First-grade teacher Julie Hesenperger said she felt comfortable, despite - or maybe because of - her unfamiliar surroundings. Instead of having to blend in with long-established colleagues and procedures, everyone and every program is as new as she is.

"It's wonderful to come to a brand-new school," Hesenperger said. "It's like a new community."

The $23 million school in Odenton opened to 630 students as the first new school in the county since Piney Orchard Elementary in 2000. It marked another stage in the county's efforts to relieve crowding and renovate deteriorating schools, said Kevin M. Maxwell, superintendent of county schools.

Maxwell, who attended Monday's ribbon-cutting at Seven Oaks, said that Pasadena and Tracey's elementary schools are slated to reopen this year after extensive renovations. Next fall, the new Gambrills Elementary School should open.

Maxwell said he hasn't had any complaints about the redistricting related to the construction of Seven Oaks, which will feed into MacArthur Middle and Meade High. The area is expected to mushroom, with thousands of new jobs coming to nearby Fort Meade as a result of the military base realignment and closure process, known as BRAC. Once it is completed, the Seven Oaks community is expected to have 3,500 homes on about 850 acres.
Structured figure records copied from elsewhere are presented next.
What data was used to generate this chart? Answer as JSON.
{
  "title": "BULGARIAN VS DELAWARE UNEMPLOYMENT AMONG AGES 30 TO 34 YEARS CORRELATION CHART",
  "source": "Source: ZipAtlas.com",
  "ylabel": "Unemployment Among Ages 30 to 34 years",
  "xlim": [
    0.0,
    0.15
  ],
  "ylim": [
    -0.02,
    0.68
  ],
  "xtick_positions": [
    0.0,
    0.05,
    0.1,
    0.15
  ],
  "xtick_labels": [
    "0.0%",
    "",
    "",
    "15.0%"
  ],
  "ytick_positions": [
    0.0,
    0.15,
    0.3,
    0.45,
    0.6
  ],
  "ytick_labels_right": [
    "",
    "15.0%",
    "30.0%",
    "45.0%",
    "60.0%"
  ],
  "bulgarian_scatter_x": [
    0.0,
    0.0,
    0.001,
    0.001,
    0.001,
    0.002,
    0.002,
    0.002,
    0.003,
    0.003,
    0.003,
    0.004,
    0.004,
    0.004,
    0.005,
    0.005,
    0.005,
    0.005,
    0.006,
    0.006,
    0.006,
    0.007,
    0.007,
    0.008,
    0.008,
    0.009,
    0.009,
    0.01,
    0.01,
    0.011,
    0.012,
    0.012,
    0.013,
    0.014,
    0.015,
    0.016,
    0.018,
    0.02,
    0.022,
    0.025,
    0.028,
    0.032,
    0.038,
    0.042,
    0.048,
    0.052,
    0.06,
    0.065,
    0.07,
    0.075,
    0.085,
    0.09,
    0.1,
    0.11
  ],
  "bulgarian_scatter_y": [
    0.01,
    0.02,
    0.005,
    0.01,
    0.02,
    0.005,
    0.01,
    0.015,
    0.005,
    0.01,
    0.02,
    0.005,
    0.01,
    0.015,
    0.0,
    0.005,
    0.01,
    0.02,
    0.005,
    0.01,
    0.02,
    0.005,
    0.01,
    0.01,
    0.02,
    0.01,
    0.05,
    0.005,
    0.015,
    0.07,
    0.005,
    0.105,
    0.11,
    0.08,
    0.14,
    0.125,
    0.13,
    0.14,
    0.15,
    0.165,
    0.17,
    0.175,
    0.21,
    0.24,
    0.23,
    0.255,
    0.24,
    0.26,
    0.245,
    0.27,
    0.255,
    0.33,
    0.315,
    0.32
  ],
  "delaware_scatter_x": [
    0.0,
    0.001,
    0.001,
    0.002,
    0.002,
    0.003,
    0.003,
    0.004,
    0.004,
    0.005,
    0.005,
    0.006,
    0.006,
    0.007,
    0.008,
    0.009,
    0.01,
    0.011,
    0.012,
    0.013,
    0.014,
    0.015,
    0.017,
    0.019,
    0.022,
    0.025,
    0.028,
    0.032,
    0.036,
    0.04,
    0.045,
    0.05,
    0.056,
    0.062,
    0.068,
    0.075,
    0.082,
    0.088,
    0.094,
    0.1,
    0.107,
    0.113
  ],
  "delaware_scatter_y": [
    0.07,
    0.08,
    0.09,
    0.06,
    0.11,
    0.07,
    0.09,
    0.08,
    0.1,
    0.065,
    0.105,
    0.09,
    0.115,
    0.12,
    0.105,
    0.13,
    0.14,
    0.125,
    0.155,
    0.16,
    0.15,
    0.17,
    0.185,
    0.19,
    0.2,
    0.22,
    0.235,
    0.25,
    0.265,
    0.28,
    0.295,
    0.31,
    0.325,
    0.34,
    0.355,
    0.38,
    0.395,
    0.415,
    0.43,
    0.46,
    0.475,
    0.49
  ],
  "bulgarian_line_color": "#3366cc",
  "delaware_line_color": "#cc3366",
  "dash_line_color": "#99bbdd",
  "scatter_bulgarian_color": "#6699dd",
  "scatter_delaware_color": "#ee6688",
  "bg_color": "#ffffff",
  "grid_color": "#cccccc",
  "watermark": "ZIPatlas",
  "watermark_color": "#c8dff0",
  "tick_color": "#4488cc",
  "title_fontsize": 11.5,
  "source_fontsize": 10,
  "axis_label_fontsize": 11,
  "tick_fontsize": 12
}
County officials had to hire a new staff for Seven Oaks, including its principal, Lisa Leitholf. She had led Folger McKinsey Elementary in Severna Park for only six months when she was tapped in January to start planning for Seven Oaks.

While she was shopping at Sam's Club over the weekend, Leitholf spotted two large stuffed lions, the school's new mascot. The plush animals sat in her office as she prepared her opening remarks for Monday's open house.

"I couldn't resist," Leitholf said.

The 81,000-square-foot building - one of the biggest elementary schools in the county - received a fresh coat of paint inside and had wireless technology installed, Leitholf said. The school bought additional computers for the classrooms and three portable SMART boards, interactive whiteboards that display what teachers type on a computer screen.

Although everything is new for teachers and administrators, the students who attended Meade Heights at Seven Oaks for the past two years are familiar with their surroundings. They will have one major change: school uniforms. Students must wear white or light-blue shirts and navy-blue, light-blue or khaki pants, shorts or skirts.

Some students seemed ho-hum about being the inaugural class at Seven Oaks.

Tena Maynard, 6, said at Monday's open house that she was looking forward to getting cake there. Her older brother, Warren, who is starting second grade, said he wished his summer could have lasted a little bit longer.

On Monday, Heather Peterson was finishing up her last bulletin board in her first-grade classroom.

The board would remind students about one of the new school's initiatives, a discipline program that emphasizes positive reinforcement.

Peterson, who had taught in Prince George's County, said it would be a challenge to implement the program at a school where everything is starting from scratch.

"I think it's going to be interesting," she said.